As for your proposal, there are some issues with it: not all structures have a sane default for all not optional, nilable parameters. What is the default underlying reader for a bufio.Reader? A reader which returns zero bytes? Certainly that would be more confusing to debug than a simple panic, which is what we have now [2]. There's also the fact that a zero value is just a value with all the bytes zeroed and allocating an object via language means (new) never allocates more than the size of the object and doesn't do computation.

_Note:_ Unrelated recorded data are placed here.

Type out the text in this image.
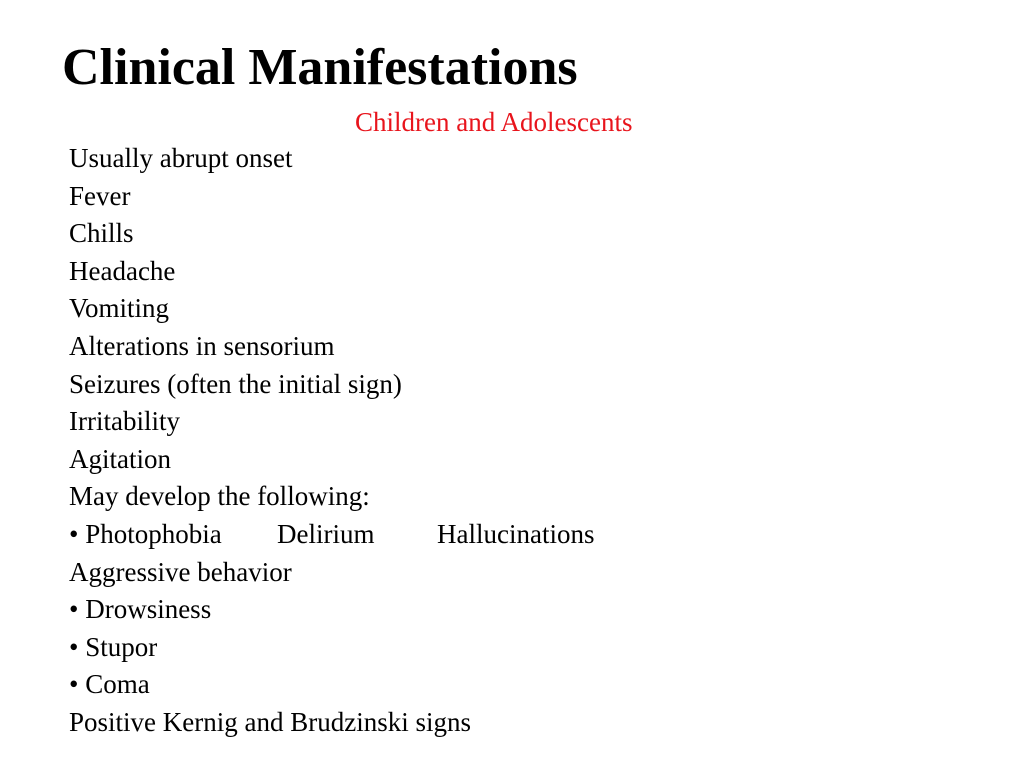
Clinical Manifestations
Children and Adolescents
Usually abrupt onset
Fever
Chills
Headache
Vomiting
Alterations in sensorium
Seizures (often the initial sign)
Irritability
Agitation
May develop the following:
• Photophobia Delirium Hallucinations
Aggressive behavior
• Drowsiness
• Stupor
• Coma
Positive Kernig and Brudzinski signs
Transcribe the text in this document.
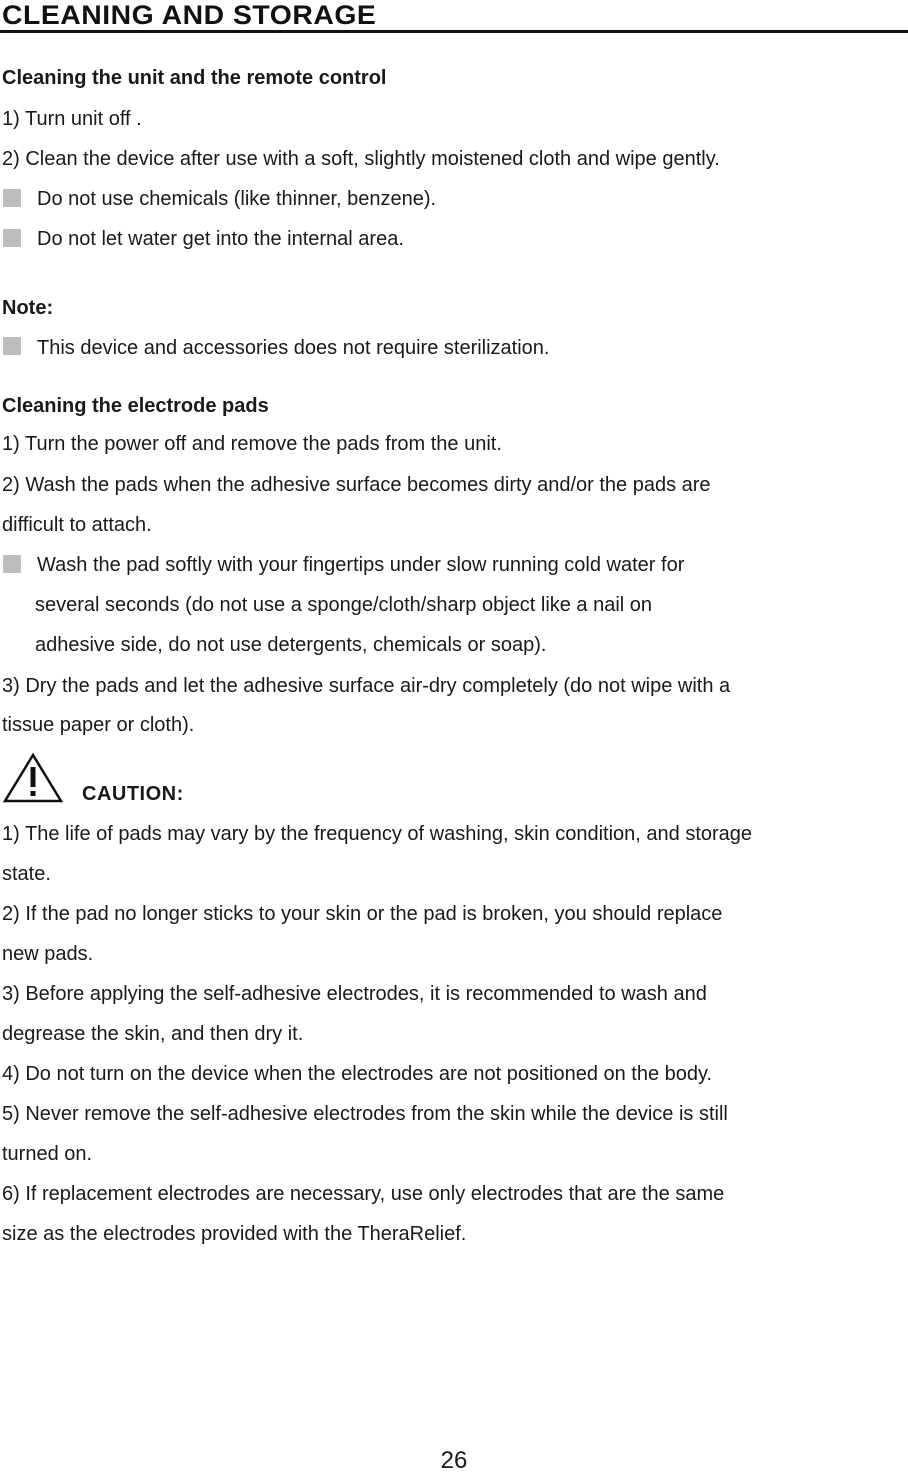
CLEANING AND STORAGE
Cleaning the unit and the remote control
1) Turn unit off .
2) Clean the device after use with a soft, slightly moistened cloth and wipe gently.
Do not use chemicals (like thinner, benzene).
Do not let water get into the internal area.
Note:
This device and accessories does not require sterilization.
Cleaning the electrode pads
1) Turn the power off and remove the pads from the unit.
2) Wash the pads when the adhesive surface becomes dirty and/or the pads are
difficult to attach.
Wash the pad softly with your fingertips under slow running cold water for
several seconds (do not use a sponge/cloth/sharp object like a nail on
adhesive side, do not use detergents, chemicals or soap).
3) Dry the pads and let the adhesive surface air-dry completely (do not wipe with a
tissue paper or cloth).
CAUTION:
1) The life of pads may vary by the frequency of washing, skin condition, and storage
state.
2) If the pad no longer sticks to your skin or the pad is broken, you should replace
new pads.
3) Before applying the self-adhesive electrodes, it is recommended to wash and
degrease the skin, and then dry it.
4) Do not turn on the device when the electrodes are not positioned on the body.
5) Never remove the self-adhesive electrodes from the skin while the device is still
turned on.
6) If replacement electrodes are necessary, use only electrodes that are the same
size as the electrodes provided with the TheraRelief.
26
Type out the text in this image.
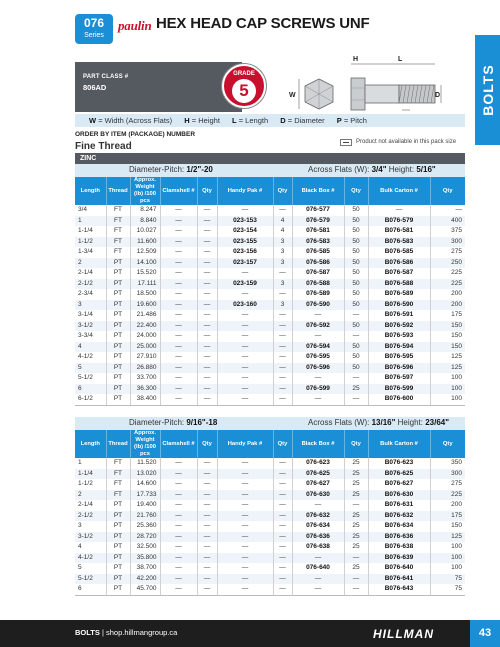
076
Series
paulin HEX HEAD CAP SCREWS UNF
PART CLASS #
806AD
GRADE
5	W
H	L
D	BOLTS
W = Width (Across Flats) H = Height L = Length D = Diameter P = Pitch
ORDER BY ITEM (PACKAGE) NUMBER
Fine Thread	Product not available in this pack size
ZINC
Diameter-Pitch: 1/2"-20	Across Flats (W): 3/4" Height: 5/16"
Length	Thread	Approx. Weight (lb) /100 pcs	Clamshell #	Qty	Handy Pak #	Qty	Black Box #	Qty	Bulk Carton #	Qty
3/4	FT	8.247	—	—	—	—	076-577	50	—	—
1	FT	8.840	—	—	023-153	4	076-579	50	B076-579	400
1-1/4	FT	10.027	—	—	023-154	4	076-581	50	B076-581	375
1-1/2	FT	11.600	—	—	023-155	3	076-583	50	B076-583	300
1-3/4	FT	12.509	—	—	023-156	3	076-585	50	B076-585	275
2	PT	14.100	—	—	023-157	3	076-586	50	B076-586	250
2-1/4	PT	15.520	—	—	—	—	076-587	50	B076-587	225
2-1/2	PT	17.111	—	—	023-159	3	076-588	50	B076-588	225
2-3/4	PT	18.500	—	—	—	—	076-589	50	B076-589	200
3	PT	19.600	—	—	023-160	3	076-590	50	B076-590	200
3-1/4	PT	21.486	—	—	—	—	—	—	B076-591	175
3-1/2	PT	22.400	—	—	—	—	076-592	50	B076-592	150
3-3/4	PT	24.000	—	—	—	—	—	—	B076-593	150
4	PT	25.000	—	—	—	—	076-594	50	B076-594	150
4-1/2	PT	27.910	—	—	—	—	076-595	50	B076-595	125
5	PT	26.880	—	—	—	—	076-596	50	B076-596	125
5-1/2	PT	33.700	—	—	—	—	—	—	B076-597	100
6	PT	36.300	—	—	—	—	076-599	25	B076-599	100
6-1/2	PT	38.400	—	—	—	—	—	—	B076-600	100
Diameter-Pitch: 9/16"-18	Across Flats (W): 13/16" Height: 23/64"
Length	Thread	Approx. Weight (lb) /100 pcs	Clamshell #	Qty	Handy Pak #	Qty	Black Box #	Qty	Bulk Carton #	Qty
1	FT	11.520	—	—	—	—	076-623	25	B076-623	350
1-1/4	FT	13.020	—	—	—	—	076-625	25	B076-625	300
1-1/2	FT	14.600	—	—	—	—	076-627	25	B076-627	275
2	FT	17.733	—	—	—	—	076-630	25	B076-630	225
2-1/4	PT	19.400	—	—	—	—	—	—	B076-631	200
2-1/2	PT	21.760	—	—	—	—	076-632	25	B076-632	175
3	PT	25.360	—	—	—	—	076-634	25	B076-634	150
3-1/2	PT	28.720	—	—	—	—	076-636	25	B076-636	125
4	PT	32.500	—	—	—	—	076-638	25	B076-638	100
4-1/2	PT	35.800	—	—	—	—	—	—	B076-639	100
5	PT	38.700	—	—	—	—	076-640	25	B076-640	100
5-1/2	PT	42.200	—	—	—	—	—	—	B076-641	75
6	PT	45.700	—	—	—	—	—	—	B076-643	75
BOLTS | shop.hillmangroup.ca	HILLMAN	43
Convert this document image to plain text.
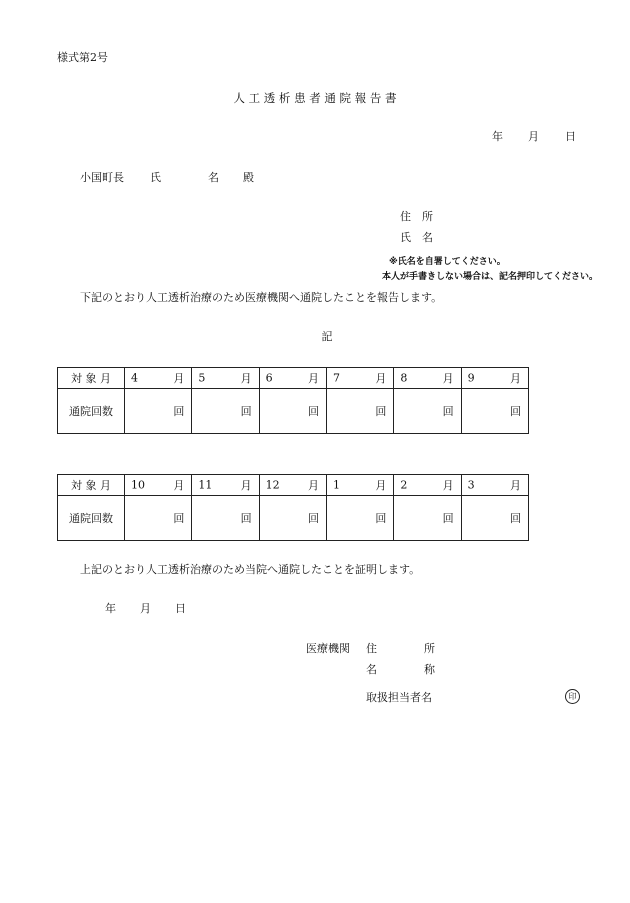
様式第2号
人 工 透 析 患 者 通 院 報 告 書
年 月 日
小国町長 氏	名 殿
住　所
氏　名
※氏名を自署してください。
本人が手書きしない場合は、記名押印してください。
下記のとおり人工透析治療のため医療機関へ通院したことを報告します。
記
対 象 月	4 月	5 月	6 月	7 月	8 月	9 月

通院回数	回	回	回	回	回	回
対 象 月	10 月	11 月	12 月	1 月	2 月	3 月

通院回数	回	回	回	回	回	回
上記のとおり人工透析治療のため当院へ通院したことを証明します。
年 月 日
医療機関 住	所
名	称
取扱担当者名	印
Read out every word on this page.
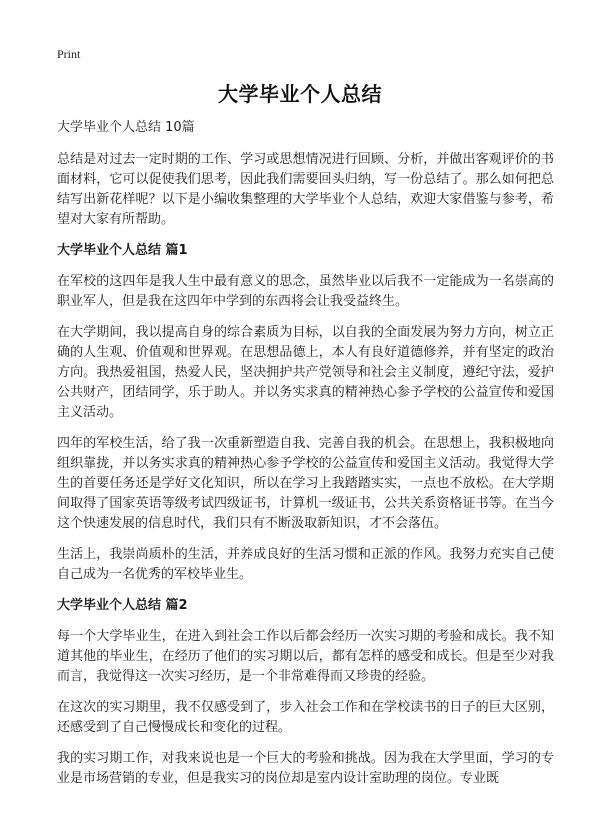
Print
大学毕业个人总结
大学毕业个人总结 10篇

总结是对过去一定时期的工作、学习或思想情况进行回顾、分析，并做出客观评价的书面材料，它可以促使我们思考，因此我们需要回头归纳，写一份总结了。那么如何把总结写出新花样呢？以下是小编收集整理的大学毕业个人总结，欢迎大家借鉴与参考，希望对大家有所帮助。

大学毕业个人总结 篇1

在军校的这四年是我人生中最有意义的思念，虽然毕业以后我不一定能成为一名崇高的职业军人，但是我在这四年中学到的东西将会让我受益终生。

在大学期间，我以提高自身的综合素质为目标，以自我的全面发展为努力方向，树立正确的人生观、价值观和世界观。在思想品德上，本人有良好道德修养，并有坚定的政治方向。我热爱祖国，热爱人民，坚决拥护共产党领导和社会主义制度，遵纪守法，爱护公共财产，团结同学，乐于助人。并以务实求真的精神热心参予学校的公益宣传和爱国主义活动。

四年的军校生活，给了我一次重新塑造自我、完善自我的机会。在思想上，我积极地向组织靠拢，并以务实求真的精神热心参予学校的公益宣传和爱国主义活动。我觉得大学生的首要任务还是学好文化知识，所以在学习上我踏踏实实，一点也不放松。在大学期间取得了国家英语等级考试四级证书，计算机一级证书，公共关系资格证书等。在当今这个快速发展的信息时代，我们只有不断汲取新知识，才不会落伍。

生活上，我崇尚质朴的生活，并养成良好的生活习惯和正派的作风。我努力充实自己使自己成为一名优秀的军校毕业生。

大学毕业个人总结 篇2

每一个大学毕业生，在进入到社会工作以后都会经历一次实习期的考验和成长。我不知道其他的毕业生，在经历了他们的实习期以后，都有怎样的感受和成长。但是至少对我而言，我觉得这一次实习经历，是一个非常难得而又珍贵的经验。

在这次的实习期里，我不仅感受到了，步入社会工作和在学校读书的日子的巨大区别，还感受到了自己慢慢成长和变化的过程。

我的实习期工作，对我来说也是一个巨大的考验和挑战。因为我在大学里面，学习的专业是市场营销的专业，但是我实习的岗位却是室内设计室助理的岗位。专业既
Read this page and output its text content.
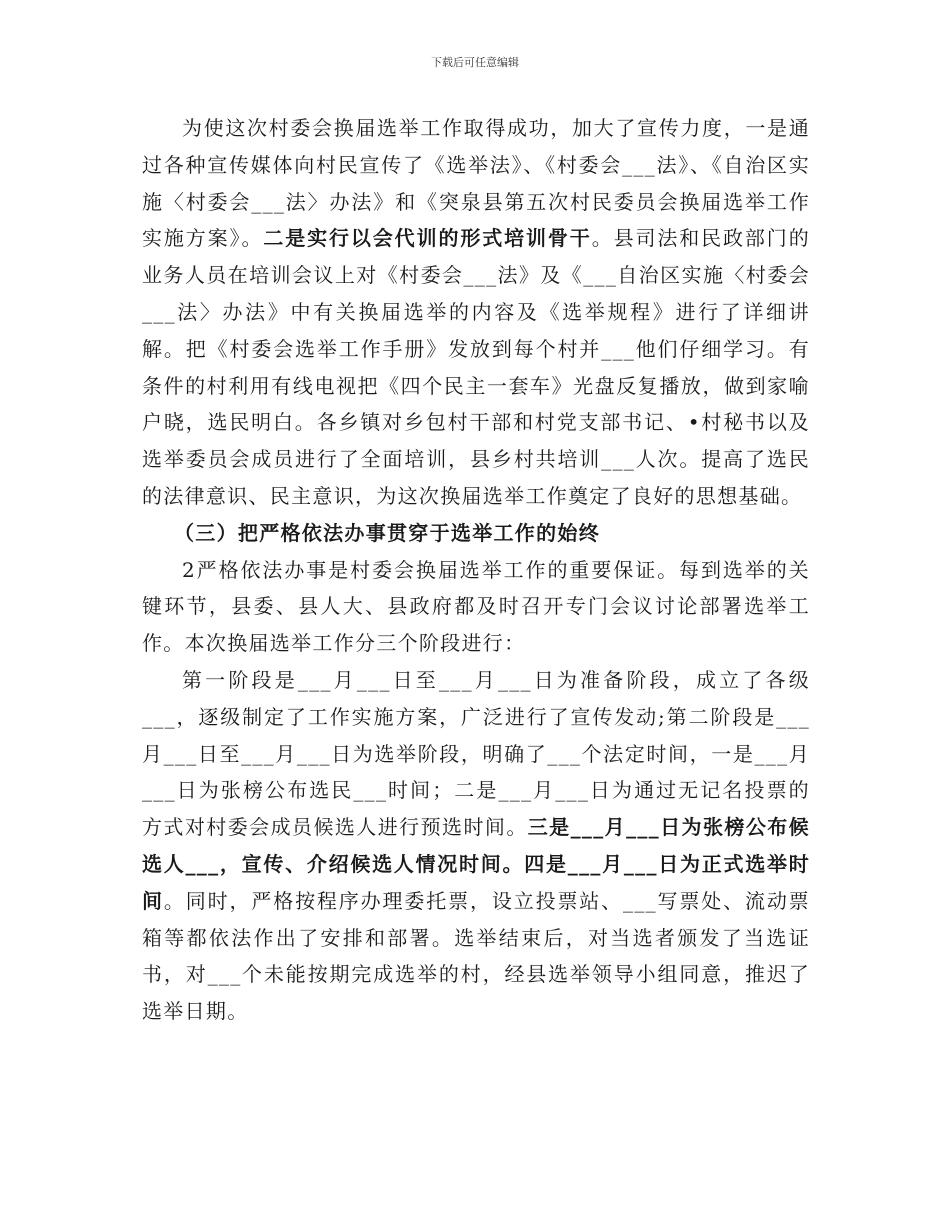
下载后可任意编辑

为使这次村委会换届选举工作取得成功，加大了宣传力度，一是通过各种宣传媒体向村民宣传了《选举法》、《村委会___法》、《自治区实施〈村委会___法〉办法》和《突泉县第五次村民委员会换届选举工作实施方案》。二是实行以会代训的形式培训骨干。县司法和民政部门的业务人员在培训会议上对《村委会___法》及《___自治区实施〈村委会___法〉办法》中有关换届选举的内容及《选举规程》进行了详细讲解。把《村委会选举工作手册》发放到每个村并___他们仔细学习。有条件的村利用有线电视把《四个民主一套车》光盘反复播放，做到家喻户晓，选民明白。各乡镇对乡包村干部和村党支部书记、•村秘书以及选举委员会成员进行了全面培训，县乡村共培训___人次。提高了选民的法律意识、民主意识，为这次换届选举工作奠定了良好的思想基础。

（三）把严格依法办事贯穿于选举工作的始终

2严格依法办事是村委会换届选举工作的重要保证。每到选举的关键环节，县委、县人大、县政府都及时召开专门会议讨论部署选举工作。本次换届选举工作分三个阶段进行：

第一阶段是___月___日至___月___日为准备阶段，成立了各级___，逐级制定了工作实施方案，广泛进行了宣传发动;第二阶段是___月___日至___月___日为选举阶段，明确了___个法定时间，一是___月___日为张榜公布选民___时间；二是___月___日为通过无记名投票的方式对村委会成员候选人进行预选时间。三是___月___日为张榜公布候选人___，宣传、介绍候选人情况时间。四是___月___日为正式选举时间。同时，严格按程序办理委托票，设立投票站、___写票处、流动票箱等都依法作出了安排和部署。选举结束后，对当选者颁发了当选证书，对___个未能按期完成选举的村，经县选举领导小组同意，推迟了选举日期。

But I guess the main point would be that I simply do not have a problem programming with nil-able types. Failing to initialize in Go means writing var a *T as opposed to a := &T{} or a := NewT(), which seems like an odd mistake to make - or forgetting to initialize a member of a struct in the NewT() function. Fundamentally, I do not want to spend hours of my life dealing with safeguards which are protecting me from a few minutes of debugging.

But hey, that's just me. Go isn't Rust and Rust isn't Go and that's a good thing.

[1]: https://play.golang.org/p/L7iy9YBC55c [2]: https://play.golang.org/p/Vgv73KhegKI




> not all structures have a sane default for all not optional, nilable parameters. What is the default underlying reader for a bufio.Reader?

I think you're actually agreeing with nemothekid here, what you're saying is that there is no sensible default value for a bufio.Reader. In Rust terminology, that would mean bufio.Reader would not implement the Default trait. Types need to explicitly implement the Default trait, so only types where that makes sense implement it.

> I simply do not have a problem programming with nil-able types

Yes, that's going to make a big difference to how you feel about features that reduce the chance of errors like that. I'd hazard a guess that in C# the most common exception that is thrown is the NullReferenceException, after a quick search[1] it looks like NullPointerException is a good bet for the most common exception in Java. Most of those IlligalArgumentExceptions are probably from null checks too.

> Fundamentally, I do not want to spend hours of my life dealing with safeguards which are protecting me from a few minutes of debugging.

Similarly, I've already spent hours of my live dealing with null and undefined value errors, and I'd like to stop doing that. So I welcome new languages and new language features that help to stop those errors before they happen.